そして、大元の場所へ飛んでいき、それを抹殺するのは私にしか出来ん。」
「でも・・・」
不安のあまり、メディルの主君は涙目になっていた。
「お前は曲がりなりにも私の主君だろ。主君なら、主君らしくしろ。」
「・・・わかったわよう・・・やればいいんでしょ、やれば!!」
吹っ切れたルイズは涙を袖でぬぐい、杖を構えた。
「言っとくけど、止められなかったらごめん。」
「私にとっては関係の無いことだ。」
「そうだったわね。」

そんなやり取りが終わり、メディルは魔力の大元の居場所・・・現・神聖アルビオン共和国へと飛び立った。

「さあ、女王陛下。メディルの働きを無駄にせぬためにも!」
「ええ、わかっています。

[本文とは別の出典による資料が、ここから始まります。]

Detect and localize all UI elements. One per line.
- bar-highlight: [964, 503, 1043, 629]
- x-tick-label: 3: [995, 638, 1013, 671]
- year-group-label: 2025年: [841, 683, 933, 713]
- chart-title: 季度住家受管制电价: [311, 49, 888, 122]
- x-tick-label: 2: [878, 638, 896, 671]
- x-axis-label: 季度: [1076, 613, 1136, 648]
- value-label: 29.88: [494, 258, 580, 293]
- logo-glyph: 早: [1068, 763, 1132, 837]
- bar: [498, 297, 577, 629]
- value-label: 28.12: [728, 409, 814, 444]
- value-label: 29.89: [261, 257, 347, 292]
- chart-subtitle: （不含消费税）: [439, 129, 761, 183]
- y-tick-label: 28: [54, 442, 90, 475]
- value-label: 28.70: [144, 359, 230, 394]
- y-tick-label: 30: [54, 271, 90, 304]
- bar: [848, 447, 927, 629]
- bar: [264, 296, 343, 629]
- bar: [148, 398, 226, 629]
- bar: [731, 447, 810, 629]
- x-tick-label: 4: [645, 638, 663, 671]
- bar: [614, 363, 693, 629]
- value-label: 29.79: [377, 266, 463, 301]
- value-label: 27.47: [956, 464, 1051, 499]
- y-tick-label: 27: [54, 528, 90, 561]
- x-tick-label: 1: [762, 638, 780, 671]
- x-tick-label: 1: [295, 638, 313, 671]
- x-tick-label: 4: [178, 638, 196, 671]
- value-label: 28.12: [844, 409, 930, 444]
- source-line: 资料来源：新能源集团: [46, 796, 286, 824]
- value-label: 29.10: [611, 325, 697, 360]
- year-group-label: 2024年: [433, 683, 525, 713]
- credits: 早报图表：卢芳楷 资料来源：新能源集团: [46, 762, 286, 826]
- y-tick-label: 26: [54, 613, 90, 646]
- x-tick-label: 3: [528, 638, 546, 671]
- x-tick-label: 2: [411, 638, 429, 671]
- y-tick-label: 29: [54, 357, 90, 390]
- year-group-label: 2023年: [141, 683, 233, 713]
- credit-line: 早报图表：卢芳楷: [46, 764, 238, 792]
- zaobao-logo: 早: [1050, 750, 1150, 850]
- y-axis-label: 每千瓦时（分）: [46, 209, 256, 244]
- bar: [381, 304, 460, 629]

」

かつてニューカッスル城の存在した荒野に、白面の魔導師は降り立った。
「どうやらルーラは使えるようだ。・・・それにしても、準備がいいな。」

メディルの周囲には、数百の兵と、髑髏の騎乗兵がいた。
そいつはメディルの知る、ここで初めて出会った彼であって彼ではない「何か」になっていた。
「君とは、またこうして出会うことになると思っていたよ。」
「奇遇だな。私もだ。」
「この姿を見て驚いただろう。ウェールズ殺しの褒美に、更なる力を授かったのさ。」
「大方、そんな事だろうと思ったよ。」
「者共かかれ!!」

死神君主の号令と同時に、周囲の兵が一斉に襲い掛かってきた。

「そいつらは不死身ではないようだな。生憎と時間が無いので、一気に行かせてもらう。」

言いながらメディルは、左に旋風・右に冷気の魔法を発動させた。
「氷刃嵐舞・マヒアロス!!」

突如、氷の嵐が吹き荒れ、メディルに斬りかかった40程の兵が一瞬で凍りつき、砕け散る。
メイジ達が火や風の魔法を放ったが、彼のマホカンタに返され、事態を理解出来ぬまま冥土に旅立つ。
殴りかかるオーガやオークの息の根をザラキーマで止め、間髪いれずにイオナズン3発を敵陣に叩き込む。
メイジ達は攻撃魔法が効かぬと悟り、補助魔法を肉弾戦を担当する戦士や亜人にかける。
だが、それも無駄なあがきに終わった。

「最後はお前だ。」

気が付けば、数百の兵は全て息絶え、残ったのは指揮官のグレートライドンだけだった。
「その様だな。」言いながら、冥府の騎士は槍を構える。